Российскому императору позволено все. Однако, если это всемогущество государя и приучает к терпению иных вельмож, убаюкивая гложущую их зависть, толпа, уверяю вас, питает совсем иные чувства. Император не совершает всего, что может, ибо, поступай он всегда в соответствии со своими желаниями, он очень скоро лишился бы трона; меж тем, пока он не станет делать всего, на что имеет право, положение помещика, наделенного немалой властью, будет решительно отличаться от положения порабощенных этим помещиком мужиков или мелких торговцев. Я убежден, что сегодня в России действительное неравенство сословий куда больше, чем в любой другой европейской стране. Равенство под ярмом здесь — правило, а неравенство — исключение, но там, где правит прихоть, исключения преобладают.

Человеческие деяния слишком сложны для того, чтобы подчинить их строгому математическому расчету, поэтому между кастами, стоящими в общественной иерархии ниже императора, царит вражда, проистекающая исключительно из злоупотреблений, допускаемых чиновниками, легендарного же равенства, о котором мне столько рассказывали, нет и в помине.

Вообще люди разговаривают здесь с величайшим жеманством; самым слащавым тоном они уверяют вас, что русские крестьяне —

счастливейшие существа в мире{222}. Не слушайте их, они лгут; в отдаленных областях многие крестьяне голодают; многие умирают от нищеты и дурного обращения; все люди в России влачат жалкое существование, но людям, которых продают вместе с землей, приходится тяжелее других; однако, возражают мне, у них есть право получать предметы первой необходимости — увы, обманчивое это право не имеет ни малейшего отношения к жизни действительной.

Помещикам, говорят мне также, выгодно заботиться о нуждах крестьян. Однако всякий ли человек хорошо понимает собственную выгоду? У нас тот, кто поступает безрассудно, теряет состояние, и тем дело ограничивается; здесь же состояние одного человека — это жизнь множества людей, и тот, кто плохо управляет своим имением, обрекает на голодную смерть целые деревни. Правительство, заметив слишком очевидные злоупотребления, — а одному Богу известно, сколько времени должно пройти, чтобы оно их заметило, — учреждает над имением дурного помещика опеку, надеясь таким образом исправить зло, однако мера эта — неизменно запоздалая — не может воскресить мертвых. Представляете ли вы себе, сколько безвестных страданий и несправедливостей порождают такие нравы при таком правлении и в таком климате? Сердце замирает, как подумаешь об этих нестерпимых мучениях.

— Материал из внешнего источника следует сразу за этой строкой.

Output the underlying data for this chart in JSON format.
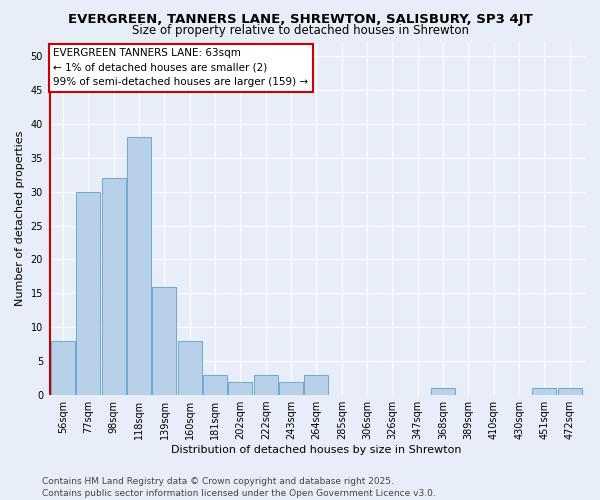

Русские равны, но не перед законами, которые не имеют в их стране ровно никакого веса, а перед капризом самодержца, который, однако, что бы там ни говорили, совершает далеко не все, что ему угодно; иными словами, за десять лет ему случается доказать существование этого равенства всех его подданных от силы один раз. Меж тем, не смея часто употреблять гремушку вместо скипетра, самодержец сам сгибается под тяжестью абсолютной власти; слабый человек, он зависит от огромных расстояний и незнания фактов, от местных обычаев и нравов подданных.

Заметьте, однако, что каждый помещик в своем узком мирке сталкивается с теми же трудностями, с теми же соблазнами, которым ему, впрочем, гораздо труднее противостоять, ибо, пользуясь гораздо меньшей известностью, нежели император, он куда более равнодушен к мнению Европы и своих соотечественников: из этого общественного порядка, а вернее сказать, беспорядка, зиждущегося на незыблемых основаниях, проистекают несообразности, несправедливости и неравенство, чуждые обществам, где отношения людей меж собой вправе менять лишь закон.

Следственно, неверно утверждать, что сила деспотизма коренится в равенстве его жертв; источник ее — не что иное, как неведение свободы и боязнь тирании. Абсолютная власть — чудовище, всегда готовое произвести на свет чудовище еще более страшное — тиранию народа.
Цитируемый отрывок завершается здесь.